I was at one with the entertainers in this: my experiences while in the employment of my former master Barak had given me profound suspicions of the Church, suspicions which I still retain. It is something ingrained in me and not to be washed away; just as the colour Green was ingrained in my master Damocles' soul. But I have met some honourable men among the Christians, and therefore cannot in justice write anything against Christianity itself – only against those who have used it to their own ends and made a parade of holiness as a means of self-advancement. At any rate, there was this hostility to the Church among the Hippodrome people (I include in this term the entertainers from the Theatre, which was closely connected with the Hippodrome); and their rooms and offices were a sanctuary for the few priests of the Old Gods who survived, and for Egyptian and Syrian sorcerers and fortune-tellers and Persian mages, who were adepts in the interpretation of dreams. Only the Dancing Masters, who acted as our intermediaries with the faction management and thus with the Court and the Church, were, by custom, Christians; and a sly, unlovable set of men they were, to be sure.

Damocles' friend, the Bear Master Acacius, was killed in the exercise of his duty. The he-bears were excited by the presence of a she-bear in a neighbouring stall. They became refractory. One of them managed to break his chain and then beat in the door of his stall, furious to get at the she-bear. Acacius offered him honeycomb on a stick, and tried to persuade him to return peaceably to his stall. But the bear seemed insulted to be offered one sort of sweetness when he had set his heart on another, and struck petulantly at Acacius, though with no intent to hurt him seriously, and tore his arm. The wound became
poisoned, and Acacius died that same evening, to the great grief of his associates of the Green faction, and especially of my master Damocles; and to the grief, I am told, of the bear, who mourned for him like a human being.

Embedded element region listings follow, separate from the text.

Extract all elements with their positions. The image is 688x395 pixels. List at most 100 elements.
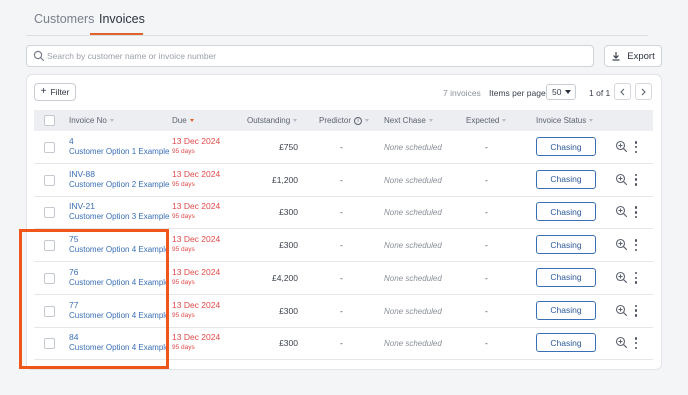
- predictor-value: -: [340, 142, 343, 152]
- invoice-status-button[interactable]: Chasing: [536, 300, 596, 320]
- prev-page-button[interactable]: [614, 83, 631, 100]
- zoom-in-icon[interactable]: [615, 271, 628, 284]
- page-info: 1 of 1: [589, 88, 611, 98]
- zoom-in-icon[interactable]: [615, 140, 628, 153]
- zoom-in-icon[interactable]: [615, 173, 628, 186]
- more-vertical-icon[interactable]: [634, 336, 638, 350]
- table-row: INV-88 Customer Option 2 Example 13 Dec 20…: [34, 164, 653, 197]
- column-outstanding[interactable]: Outstanding: [247, 116, 298, 125]
- more-vertical-icon[interactable]: [634, 205, 638, 219]
- next-chase-value: None scheduled: [384, 339, 442, 349]
- highlight-annotation: [19, 229, 169, 369]
- column-due[interactable]: Due: [172, 116, 194, 125]
- more-vertical-icon[interactable]: [634, 304, 638, 318]
- invoice-status-button[interactable]: Chasing: [536, 333, 596, 353]
- column-predictor-label: Predictor: [319, 116, 352, 125]
- invoice-status-button[interactable]: Chasing: [536, 267, 596, 287]
- column-next-chase[interactable]: Next Chase: [384, 116, 433, 125]
- items-per-page-select[interactable]: 50: [546, 84, 576, 100]
- sort-desc-icon: [189, 119, 194, 122]
- sort-icon: [109, 119, 114, 122]
- sort-icon: [502, 119, 507, 122]
- expected-value: -: [485, 305, 488, 316]
- overdue-days: 95 days: [172, 344, 195, 352]
- due-date: 13 Dec 2024: [172, 234, 221, 245]
- invoice-status-button[interactable]: Chasing: [536, 137, 596, 156]
- next-page-button[interactable]: [635, 83, 652, 100]
- tab-invoices[interactable]: Invoices: [99, 12, 145, 26]
- tab-customers[interactable]: Customers: [34, 12, 94, 26]
- column-predictor[interactable]: Predictor i: [319, 116, 370, 125]
- column-next-chase-label: Next Chase: [384, 116, 426, 125]
- sort-icon: [293, 119, 298, 122]
- search-box[interactable]: [26, 45, 594, 67]
- invoice-status-button[interactable]: Chasing: [536, 169, 596, 189]
- overdue-days: 95 days: [172, 213, 195, 221]
- export-label: Export: [627, 50, 655, 62]
- overdue-days: 95 days: [172, 278, 195, 286]
- customer-link[interactable]: Customer Option 3 Example: [69, 212, 170, 221]
- plus-icon: +: [40, 86, 47, 97]
- column-invoice-status[interactable]: Invoice Status: [536, 116, 594, 125]
- outstanding-amount: £300: [279, 338, 298, 349]
- expected-value: -: [485, 272, 488, 283]
- invoice-count: 7 invoices: [443, 88, 481, 98]
- chevron-right-icon: [641, 88, 646, 95]
- invoice-status-button[interactable]: Chasing: [536, 202, 596, 222]
- row-checkbox[interactable]: [44, 207, 55, 219]
- filter-button[interactable]: + Filter: [34, 83, 76, 101]
- zoom-in-icon[interactable]: [615, 238, 628, 251]
- items-per-page-value: 50: [552, 87, 562, 97]
- select-all-checkbox[interactable]: [44, 115, 55, 126]
- due-date: 13 Dec 2024: [172, 168, 221, 179]
- export-button[interactable]: Export: [604, 45, 662, 67]
- predictor-value: -: [340, 207, 343, 218]
- filter-label: Filter: [50, 87, 70, 97]
- customer-link[interactable]: Customer Option 1 Example: [69, 147, 170, 156]
- zoom-in-icon[interactable]: [615, 205, 628, 218]
- next-chase-value: None scheduled: [384, 241, 442, 251]
- overdue-days: 95 days: [172, 246, 195, 254]
- zoom-in-icon[interactable]: [615, 304, 628, 317]
- outstanding-amount: £4,200: [272, 272, 298, 283]
- more-vertical-icon[interactable]: [634, 238, 638, 252]
- predictor-value: -: [340, 305, 343, 316]
- column-invoice-no[interactable]: Invoice No: [69, 116, 114, 125]
- column-invoice-status-label: Invoice Status: [536, 116, 587, 125]
- more-vertical-icon[interactable]: [634, 271, 638, 285]
- row-checkbox[interactable]: [44, 174, 55, 186]
- download-icon: [612, 52, 620, 61]
- customer-link[interactable]: Customer Option 2 Example: [69, 180, 170, 189]
- more-vertical-icon[interactable]: [634, 140, 638, 154]
- zoom-in-icon[interactable]: [615, 336, 628, 349]
- active-tab-indicator: [90, 33, 143, 35]
- invoice-number-link[interactable]: INV-88: [69, 169, 95, 179]
- table-row: INV-21 Customer Option 3 Example 13 Dec 20…: [34, 196, 653, 230]
- due-date: 13 Dec 2024: [172, 332, 221, 343]
- invoice-status-button[interactable]: Chasing: [536, 235, 596, 255]
- outstanding-amount: £300: [279, 240, 298, 251]
- items-per-page-label: Items per page:: [489, 88, 549, 98]
- outstanding-amount: £1,200: [272, 174, 298, 185]
- invoice-number-link[interactable]: INV-21: [69, 201, 95, 211]
- search-icon: [33, 50, 45, 62]
- predictor-value: -: [340, 338, 343, 349]
- predictor-value: -: [340, 240, 343, 251]
- expected-value: -: [485, 338, 488, 349]
- info-icon[interactable]: i: [354, 116, 363, 125]
- table-row: 4 Customer Option 1 Example 13 Dec 2024 95 …: [34, 131, 653, 164]
- overdue-days: 95 days: [172, 180, 195, 188]
- column-expected[interactable]: Expected: [466, 116, 507, 125]
- outstanding-amount: £300: [279, 305, 298, 316]
- expected-value: -: [485, 174, 488, 185]
- search-input[interactable]: [47, 48, 587, 64]
- due-date: 13 Dec 2024: [172, 299, 221, 310]
- column-due-label: Due: [172, 116, 187, 125]
- invoice-number-link[interactable]: 4: [69, 136, 74, 146]
- more-vertical-icon[interactable]: [634, 173, 638, 187]
- next-chase-value: None scheduled: [384, 143, 442, 152]
- next-chase-value: None scheduled: [384, 208, 442, 218]
- overdue-days: 95 days: [172, 148, 195, 155]
- chevron-down-icon: [565, 90, 572, 94]
- row-checkbox[interactable]: [44, 142, 55, 153]
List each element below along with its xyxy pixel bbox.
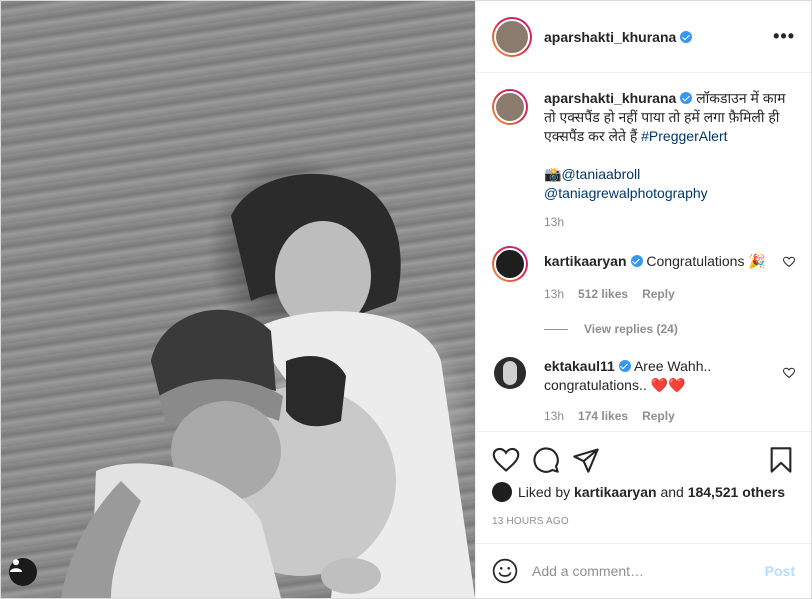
view-replies-label: View replies (24) [584,322,678,336]
post-timestamp[interactable]: 13 HOURS AGO [492,516,795,527]
liked-by-and: and [660,484,684,500]
reply-button[interactable]: Reply [642,285,675,304]
comment-bubble-icon[interactable] [532,446,560,474]
replies-divider [544,329,568,330]
post-header: aparshakti_khurana ••• [476,1,811,73]
like-heart-icon[interactable] [492,446,520,474]
liked-by-prefix: Liked by [518,484,571,500]
caption-username[interactable]: aparshakti_khurana [544,90,676,106]
author-avatar[interactable] [492,16,532,57]
verified-badge-icon [618,360,631,372]
photo-illustration [61,173,475,598]
caption: aparshakti_khurana लॉकडाउन में काम तो एक… [492,89,795,232]
liked-by: Liked by kartikaaryan and 184,521 others [492,482,795,502]
mention-link[interactable]: @taniaabroll [561,166,640,182]
liker-username[interactable]: kartikaaryan [574,484,657,500]
comment-likes[interactable]: 174 likes [578,407,628,426]
post-photo[interactable] [1,1,475,598]
author-username[interactable]: aparshakti_khurana [544,29,676,45]
caption-time[interactable]: 13h [544,213,564,232]
person-icon [10,559,22,572]
verified-badge-icon [680,92,693,104]
comment-text: congratulations.. [544,377,647,393]
mention-link[interactable]: @taniagrewalphotography [544,185,708,201]
comment-likes[interactable]: 512 likes [578,285,628,304]
comment-text: Congratulations 🎉 [646,253,766,269]
caption-meta: 13h [544,213,795,232]
user-tag-button[interactable] [9,558,37,586]
add-comment-bar: Post [476,543,811,598]
commenter-avatar[interactable] [494,357,526,389]
post-actions: Liked by kartikaaryan and 184,521 others… [476,431,811,527]
verified-badge-icon [630,255,643,267]
share-send-icon[interactable] [572,446,600,474]
liker-avatar[interactable] [492,482,512,502]
others-count-link[interactable]: 184,521 others [688,484,785,500]
reply-button[interactable]: Reply [642,407,675,426]
commenter-avatar[interactable] [492,246,528,282]
verified-badge-icon [680,30,693,43]
bookmark-save-icon[interactable] [767,446,795,474]
caption-author-avatar[interactable] [492,89,528,125]
instagram-post: aparshakti_khurana ••• aparshakti_khuran… [0,0,812,599]
action-icons [492,440,795,480]
comments-section: aparshakti_khurana लॉकडाउन में काम तो एक… [476,73,811,431]
like-comment-heart-icon[interactable] [783,256,795,268]
comment-time[interactable]: 13h [544,407,564,426]
hearts-emoji: ❤️❤️ [650,377,686,393]
more-options-icon[interactable]: ••• [773,26,795,47]
post-comment-button[interactable]: Post [765,563,795,579]
comment-time[interactable]: 13h [544,285,564,304]
comment: ektakaul11 Aree Wahh.. congratulations..… [492,357,795,426]
camera-emoji: 📸 [544,166,562,182]
comment-meta: 13h 174 likes Reply [544,407,795,426]
emoji-picker-icon[interactable] [492,558,518,584]
comment-text: Aree Wahh.. [633,358,712,374]
view-replies-button[interactable]: View replies (24) [544,320,795,339]
comment: kartikaaryan Congratulations 🎉 13h 512 l… [492,246,795,339]
hashtag-link[interactable]: #PreggerAlert [641,128,727,144]
comment-username[interactable]: ektakaul11 [544,358,615,374]
comment-username[interactable]: kartikaaryan [544,253,627,269]
post-side-panel: aparshakti_khurana ••• aparshakti_khuran… [475,1,811,598]
comment-input[interactable] [532,563,765,579]
like-comment-heart-icon[interactable] [783,367,795,379]
comment-meta: 13h 512 likes Reply [544,285,795,304]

The Assistant Bear Master, Peter, was a sort of cousin to Damocles-most of the Hippodrome people were related by marriage – and it was decided that he should marry Acacius's widow and apply to the faction management to be appointed Bear Master in his place. This was done; and, though the marriage might seem a little lacking in good taste, celebrated so soon after the Bear Master's death, it was necessitated by circumstances. None of the Greens thought any the worse of either of the contracting parties.

But the dead Bear Master's term of office had been so successful – he had improved the defensive powers of the bears by giving them regular exercise and a careful diet, instead of keeping them always locked up in the dark, as the custom had been – that the management had recently voted for his salary to be doubled. It now amounted to 500 gold pieces a year, apart from perquisites. This bounty was justified by the huge increase in the ringside betting on the bear-baiting shows, for three per cent of the winnings went to the faction funds. Five hundred a year was a tempting sum, and the Dancing Master, who was typical of his class, did not wish to give it away for nothing. When Cappadocian John, who happened to be a prominent Green, offered a thousand for it on behalf of a retainer of his, the Dancing Master was not deaf. The matter was easily arranged, Cappadocian John being chairman of the Committee for Appointments. The Dancing Master stated at the meeting that the only other candidate was Peter, the Assistant Bear Master, who not only should be refused the rise in position but did not deserve to keep his present post. He insinuated to the Committee that Peter might have had something to do with the escape of the bear that killed Acacius; and made Peter's haste in marrying his dead master's widow seem indecent.